Labor is set to provoke a new political fight on tax by pledging to scrap a Howard government-era concession favoured by wealthy self-funded retirees.
Opposition Leader Bill Shorten will use a speech in Sydney on Tuesday to announce a Labor government would end cash refunds claimed through dividend imputation, a move Labor says will save the budget $59 billion over the next decade and affect about 200,000 self-managed super funds.
Currently, when a company pays a dividend out of after-tax profit its shareholders receive personal tax cuts, called ‘franking credits’, to prevent double taxation of company profits.
In 2001, the Howard government made the scheme more generous by allowing shareholders to cash in when their franking credits exceeded their tax bill to the government.

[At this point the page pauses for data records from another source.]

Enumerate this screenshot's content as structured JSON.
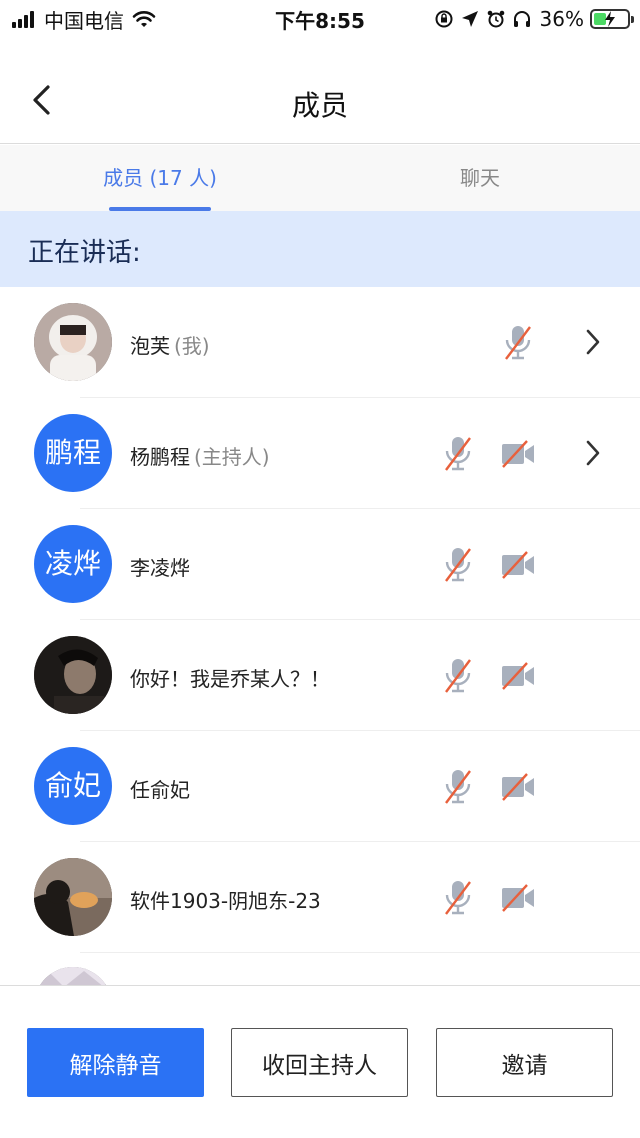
{
  "status_bar": {
    "carrier": "中国电信",
    "time": "下午8:55",
    "battery_percent": "36%",
    "battery_level": 0.36,
    "icons": [
      "signal-icon",
      "wifi-icon",
      "rotation-lock-icon",
      "location-icon",
      "alarm-icon",
      "headphones-icon",
      "battery-icon"
    ]
  },
  "header": {
    "title": "成员",
    "back_icon": "chevron-left-icon"
  },
  "tabs": [
    {
      "label": "成员 (17 人)",
      "active": true
    },
    {
      "label": "聊天",
      "active": false
    }
  ],
  "speaking_label": "正在讲话:",
  "members": [
    {
      "name": "泡芙",
      "role": "(我)",
      "avatar_type": "photo",
      "mic_muted": true,
      "show_camera": false,
      "show_chevron": true
    },
    {
      "name": "杨鹏程",
      "role": "(主持人)",
      "avatar_type": "text",
      "avatar_text": "鹏程",
      "mic_muted": true,
      "camera_off": true,
      "show_chevron": true
    },
    {
      "name": "李凌烨",
      "avatar_type": "text",
      "avatar_text": "凌烨",
      "mic_muted": true,
      "camera_off": true,
      "show_chevron": false
    },
    {
      "name": "你好！我是乔某人？！",
      "avatar_type": "photo",
      "mic_muted": true,
      "camera_off": true,
      "show_chevron": false
    },
    {
      "name": "任俞妃",
      "avatar_type": "text",
      "avatar_text": "俞妃",
      "mic_muted": true,
      "camera_off": true,
      "show_chevron": false
    },
    {
      "name": "软件1903-阴旭东-23",
      "avatar_type": "photo",
      "mic_muted": true,
      "camera_off": true,
      "show_chevron": false
    }
  ],
  "buttons": {
    "unmute": "解除静音",
    "reclaim_host": "收回主持人",
    "invite": "邀请"
  },
  "colors": {
    "accent": "#2b72f4",
    "tab_active": "#4a7ae8",
    "banner_bg": "#dde9fd",
    "muted_strike": "#e8603c"
  }
}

Wealthy retirees get the biggest cash refunds because income from superannuation is tax free for people over 60.
Mr Shorten will argue on Tuesday the budget cannot afford to keep “tidy little arrangements for people who already have millions of dollars”.
“This is why a Labor government will restore the imputation system to its original design,” Mr Shorten will say, according to speech notes seen by The New Daily.
“Let me be very clear about this, Labor created dividend imputation, we understand its value and we will maintain it.
“Everyone will still be able to use imputation credits to reduce their tax, but not to claim cash refunds.”
Dividend imputation was introduced by the Hawke government in the 1980s, but only allowed shareholders to reduce their tax liability. Once their tax bill hit zero, any remaining franking credits were lost.
“The Howard-Costello subsidy entirely distorts the original design of the dividend imputation system,” Mr Shorten will say.
The opposition, which has already vowed to end negative gearing and crack down on family trusts, will pitch the reform as part of its bid to make the tax system fairer.
The policy will provoke a backlash from the self-managed super fund sector, which receives 90 per cent of the cash refunds in question, according to Parliamentary Budget Office (PBO) modelling.
Wealthy retirees who are “high wealth, low income” are likely to be hardest hit by the plan, according to a policy document. It is project to impact 8 per cent of taxpayers in total.
That means ordinary retirees paying zero tax on modest shareholdings could find themselves noticeably worse off, as they would no longer receive 30 cents back from the federal coffers for every 70 cents’ worth of franked dividends they receive.
About 200,000 self-managed super funds are expected to be impacted by the change, but it will have a minimal impact on APRA-regulated funds, a policy document states.
Larger super funds would likely make different investment decisions to blunt the impact of the changes.
Labor’s policy, which would come into effect from July next year and begin hitting future earnings from 2020, is projected to save the budget more than $5 billion a year. Keeping the concession would see the cost to the budget increase to $8 billion a year over the medium term.
Mr Shorten will argue the change will only affect “a very small number of shareholders who currently have no tax liability and use their imputation credits to receive a cash refund”.
“These people will no longer receive a cash refund, but they will not be paying any additional tax.”
Australia is the only OECD country that allows taxpayers to claim a cash refund for excess dividend imputation credits.